Cependant, bien que le modernisme fût étranger aux modalités du caractère américain, il fut utile par les suggestions et les richesses de son esthétique. La caractéristique de l’esprit américain est plutôt réaliste, c’est-à-dire qu’il préfère la couleur à la musique. Ce qui fait que la bonne, l’authentique tradition de notre littérature, celle qui est spécifiquement nôtre par ses thèmes est toujours descriptive.
Cette préférence de l’esprit littéraire de l’Amérique a fait que le modernisme a peu duré. Son influence linguistique, par contre, fut profonde, et nous lui devons de posséder un instrument verbal aux timbres les plus divers et les plus riches.

Un des poèmes les plus célèbres de Rubén Darío est « Margarita »

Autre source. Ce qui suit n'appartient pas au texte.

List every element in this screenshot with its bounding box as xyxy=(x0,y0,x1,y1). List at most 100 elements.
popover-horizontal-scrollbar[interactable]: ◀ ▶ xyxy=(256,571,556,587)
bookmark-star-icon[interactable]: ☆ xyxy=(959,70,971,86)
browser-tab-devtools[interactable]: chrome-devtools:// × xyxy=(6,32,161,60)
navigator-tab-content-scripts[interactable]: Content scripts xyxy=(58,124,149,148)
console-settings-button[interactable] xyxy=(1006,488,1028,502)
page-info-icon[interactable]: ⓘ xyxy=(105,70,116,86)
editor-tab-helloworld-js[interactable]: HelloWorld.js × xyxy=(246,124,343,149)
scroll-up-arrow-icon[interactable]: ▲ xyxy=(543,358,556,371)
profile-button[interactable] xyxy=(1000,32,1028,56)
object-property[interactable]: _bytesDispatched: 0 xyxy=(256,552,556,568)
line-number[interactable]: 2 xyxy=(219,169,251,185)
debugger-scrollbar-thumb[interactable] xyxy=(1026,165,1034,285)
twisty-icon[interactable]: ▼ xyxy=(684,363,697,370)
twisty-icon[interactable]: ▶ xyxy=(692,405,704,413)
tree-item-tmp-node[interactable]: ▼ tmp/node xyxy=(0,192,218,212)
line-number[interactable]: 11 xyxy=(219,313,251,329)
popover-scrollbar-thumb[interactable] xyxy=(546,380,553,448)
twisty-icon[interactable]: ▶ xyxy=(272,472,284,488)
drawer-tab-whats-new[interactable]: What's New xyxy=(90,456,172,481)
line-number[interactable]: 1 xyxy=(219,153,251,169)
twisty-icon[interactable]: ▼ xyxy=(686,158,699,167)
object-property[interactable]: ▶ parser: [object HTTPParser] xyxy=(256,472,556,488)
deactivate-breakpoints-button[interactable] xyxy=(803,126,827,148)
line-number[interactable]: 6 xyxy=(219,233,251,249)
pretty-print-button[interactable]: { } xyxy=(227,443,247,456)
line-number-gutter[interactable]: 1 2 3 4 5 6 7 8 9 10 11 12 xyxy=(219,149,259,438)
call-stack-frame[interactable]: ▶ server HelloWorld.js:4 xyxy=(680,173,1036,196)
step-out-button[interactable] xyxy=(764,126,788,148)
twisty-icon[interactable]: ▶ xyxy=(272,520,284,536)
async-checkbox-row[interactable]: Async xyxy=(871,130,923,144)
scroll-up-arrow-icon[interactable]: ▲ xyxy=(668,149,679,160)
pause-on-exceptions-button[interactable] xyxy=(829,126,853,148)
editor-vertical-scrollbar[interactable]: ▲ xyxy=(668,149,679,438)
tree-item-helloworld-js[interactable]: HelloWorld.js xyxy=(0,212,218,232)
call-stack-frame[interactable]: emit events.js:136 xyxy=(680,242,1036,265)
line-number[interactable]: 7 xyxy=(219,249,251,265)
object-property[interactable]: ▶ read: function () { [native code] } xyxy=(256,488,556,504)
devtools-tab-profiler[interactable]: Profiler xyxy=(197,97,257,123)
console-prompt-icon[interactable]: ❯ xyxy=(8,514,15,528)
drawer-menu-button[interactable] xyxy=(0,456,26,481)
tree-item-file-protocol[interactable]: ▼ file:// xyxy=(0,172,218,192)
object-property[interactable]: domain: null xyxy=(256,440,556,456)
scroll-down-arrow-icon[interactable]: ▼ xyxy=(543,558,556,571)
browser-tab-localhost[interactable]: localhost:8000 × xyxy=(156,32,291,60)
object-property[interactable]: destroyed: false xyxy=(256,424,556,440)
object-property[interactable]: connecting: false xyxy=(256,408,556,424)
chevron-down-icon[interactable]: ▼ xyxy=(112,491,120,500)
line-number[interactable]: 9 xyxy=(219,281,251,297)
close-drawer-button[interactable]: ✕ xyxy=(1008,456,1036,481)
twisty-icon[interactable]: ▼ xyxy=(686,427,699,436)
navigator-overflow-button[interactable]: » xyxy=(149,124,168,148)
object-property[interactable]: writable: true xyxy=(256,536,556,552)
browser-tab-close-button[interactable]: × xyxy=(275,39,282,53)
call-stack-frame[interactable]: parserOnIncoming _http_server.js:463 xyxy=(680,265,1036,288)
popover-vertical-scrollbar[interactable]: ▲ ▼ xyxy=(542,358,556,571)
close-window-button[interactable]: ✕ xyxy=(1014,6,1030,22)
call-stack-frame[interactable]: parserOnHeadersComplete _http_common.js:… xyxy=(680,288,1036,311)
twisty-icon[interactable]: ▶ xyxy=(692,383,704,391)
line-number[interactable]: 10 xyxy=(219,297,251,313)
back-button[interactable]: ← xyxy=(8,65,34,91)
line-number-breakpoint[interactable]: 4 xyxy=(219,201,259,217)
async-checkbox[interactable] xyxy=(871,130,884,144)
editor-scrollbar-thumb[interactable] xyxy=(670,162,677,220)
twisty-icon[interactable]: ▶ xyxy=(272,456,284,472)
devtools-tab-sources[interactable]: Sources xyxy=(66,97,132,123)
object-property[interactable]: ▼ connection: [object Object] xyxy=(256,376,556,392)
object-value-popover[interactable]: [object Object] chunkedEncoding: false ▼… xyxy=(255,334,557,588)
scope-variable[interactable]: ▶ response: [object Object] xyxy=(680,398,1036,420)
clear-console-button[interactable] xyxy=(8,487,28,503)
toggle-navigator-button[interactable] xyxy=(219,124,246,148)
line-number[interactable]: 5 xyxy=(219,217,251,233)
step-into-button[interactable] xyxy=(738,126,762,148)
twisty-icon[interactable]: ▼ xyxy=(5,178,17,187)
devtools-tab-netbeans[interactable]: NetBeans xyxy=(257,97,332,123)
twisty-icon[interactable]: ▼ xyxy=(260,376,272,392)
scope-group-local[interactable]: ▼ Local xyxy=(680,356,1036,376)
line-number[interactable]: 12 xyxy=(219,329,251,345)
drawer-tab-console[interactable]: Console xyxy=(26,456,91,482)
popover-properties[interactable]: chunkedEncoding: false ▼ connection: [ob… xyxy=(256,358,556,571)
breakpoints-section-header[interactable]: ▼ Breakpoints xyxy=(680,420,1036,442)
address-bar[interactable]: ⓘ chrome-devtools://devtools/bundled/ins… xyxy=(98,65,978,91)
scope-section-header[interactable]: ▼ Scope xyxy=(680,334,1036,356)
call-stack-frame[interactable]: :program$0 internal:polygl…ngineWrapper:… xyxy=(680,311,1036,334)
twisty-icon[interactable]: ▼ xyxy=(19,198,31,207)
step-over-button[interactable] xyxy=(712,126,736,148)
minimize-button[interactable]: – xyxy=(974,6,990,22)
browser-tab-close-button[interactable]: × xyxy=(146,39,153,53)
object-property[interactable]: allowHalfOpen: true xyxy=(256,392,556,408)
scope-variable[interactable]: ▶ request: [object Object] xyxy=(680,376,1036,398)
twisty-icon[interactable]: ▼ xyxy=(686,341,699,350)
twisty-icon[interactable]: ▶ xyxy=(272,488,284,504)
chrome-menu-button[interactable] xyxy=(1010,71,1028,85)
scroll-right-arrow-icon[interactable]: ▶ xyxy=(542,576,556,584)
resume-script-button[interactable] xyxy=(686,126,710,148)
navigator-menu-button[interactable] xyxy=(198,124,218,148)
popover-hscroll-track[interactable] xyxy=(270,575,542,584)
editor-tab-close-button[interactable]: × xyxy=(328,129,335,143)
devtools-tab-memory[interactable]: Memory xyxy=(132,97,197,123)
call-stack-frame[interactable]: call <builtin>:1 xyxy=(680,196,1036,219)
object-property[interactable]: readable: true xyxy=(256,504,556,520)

Te souviens tu du désir d’être une Daisy Gautier ?           
En mon esprit, ton étrange visage s’est gravé
quand nous dînons ensemble, au premier rendez-vous,
par une nuit joyeuse qui ne reviendra jamais

Tes lèvres écarlates d’un maudit violet
sirotèrent le champagne le fin baccarat* ;
Tes doigts ont cueilli la marguerite blanche :
«Oui… non… : oui… non…» tu le savais qu’il t’adorait déjà !

Alors, ô fleur de l’hystérie !, tu as pleuré et ri ;
J’avais tes baisers et tes larmes dans la bouche ;
tes rires, tes parfums, tes plaintes étaient les miennes.


Et par un

                  … effeuillée !         

(Pour lire la grille plus VITE, cliquer ici)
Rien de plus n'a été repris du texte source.